Smoke and Mirrors is sublime on so many levels that I hardly know where to start.
It’s an exquisitely conceived, ultra contemporary blend of circus and dance. And its subject matter is deeply challenging: a wake up call. Just what are we doing with our lives? How can we live like this, with such loneliness and separation? Is there another way?
The performance was beautifully structured, and well-paced, flowing fluidly from scene to scene, and set to Harrell’s stunning timeless soundtrack. From the opening moments, that soundtrack sets the scene for the performance: a woman talking numbers, faltering, going back over them again and again, stuck in a never ending loop.
There was simple, but stunning use of lighting, at times spotlighting the performers, and at times reflecting the crazy disjunction of their lives. At one point, the light turned on us, the audience, seeking us out like a searchlight, demanding that we see bring our own story to their performance.
The costumes are at once retro and ageless – business suits for every man and woman – and as they peeled them off, you could see their bodies revealed underneath. The sinews, the breasts, the tattoos, the incredible strain of such a huge physical endeavour. Those bodies were costumes in their own right. Alongside the costumes, the trapeze and ropes, the props were bare and minimal: a hanging light, two chairs and an old suitcase, which were used to tell the story and moved by the performers to highlight the progression between different scenes.

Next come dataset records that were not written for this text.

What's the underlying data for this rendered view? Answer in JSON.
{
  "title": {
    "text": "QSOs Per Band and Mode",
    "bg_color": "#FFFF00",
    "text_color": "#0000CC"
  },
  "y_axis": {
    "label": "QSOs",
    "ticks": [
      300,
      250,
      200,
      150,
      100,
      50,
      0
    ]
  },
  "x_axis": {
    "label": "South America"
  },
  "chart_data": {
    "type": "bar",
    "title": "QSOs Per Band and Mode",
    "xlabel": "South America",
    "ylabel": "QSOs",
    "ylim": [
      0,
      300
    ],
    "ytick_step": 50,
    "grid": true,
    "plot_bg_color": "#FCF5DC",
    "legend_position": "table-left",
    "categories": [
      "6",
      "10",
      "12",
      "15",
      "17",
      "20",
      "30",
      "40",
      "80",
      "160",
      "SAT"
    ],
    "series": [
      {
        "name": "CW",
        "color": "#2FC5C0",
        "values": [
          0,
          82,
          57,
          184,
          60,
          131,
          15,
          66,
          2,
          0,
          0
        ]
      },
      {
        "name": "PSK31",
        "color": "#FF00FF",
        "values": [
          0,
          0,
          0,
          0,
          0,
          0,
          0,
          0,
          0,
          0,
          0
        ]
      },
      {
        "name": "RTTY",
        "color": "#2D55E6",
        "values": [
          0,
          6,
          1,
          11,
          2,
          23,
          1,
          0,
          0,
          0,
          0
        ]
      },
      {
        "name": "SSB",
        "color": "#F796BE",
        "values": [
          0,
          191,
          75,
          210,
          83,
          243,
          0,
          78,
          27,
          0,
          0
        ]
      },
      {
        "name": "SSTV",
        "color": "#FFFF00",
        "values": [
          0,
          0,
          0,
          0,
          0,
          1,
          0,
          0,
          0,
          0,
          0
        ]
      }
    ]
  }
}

Harrell and Stokes gave outstanding performances – as far from the painted, sequined type of circus act as you could get. It was painfully beautiful to watch the two of them perform – sometimes solo, sometimes together – poised between grace and fluidity and a raw, tearing, physicality. Their embodiment of the maddening agony of disconnection and anxiety was so real that I could feel it coursing through my body, back in Row G.
Harrell and Stokes’s skill as circus performers was absolutely breathtaking. They have extreme levels of strength, control and balance; and they really know how to use space. And from that position, they were able to reflect the wholly out of control, unbalanced, jagged, compulsive awkwardness of the characters they played – teetering on the trapeze, tying themselves in knots, fighting the ropes, contorting and convulsing their bodies. At times, they looked like they were drowning in mid air, caught like a fly in a web, angels stripped of wings, suicidal, victims of a terrible disaster. It was like watching Edvard Munch’s The Scream in motion. And when the performers did start to reach for each other, to blend together, to support one another, moving to the soundtrack of Charlie Chaplin’s words from The Great Dictator, it was like watching courting swans dance. Exquisite.
This is a must see. I would gladly watch this performance over and over again, and I can’t wait to see where The Ricochet Project goes next. In the after show Q&A, it was very clear that Harrell and Stokes co-create pieces that work for them first, and for the audience and critics second. They give themselves the freedom to work in a wild and fertile place which isn’t dependent on what other people think. In today’s world, that’s an intensely radical act. As is working without a director. But if last night’s performance was anything to go by, it’s also the source of some extremely challenging and exciting art. Bring it on.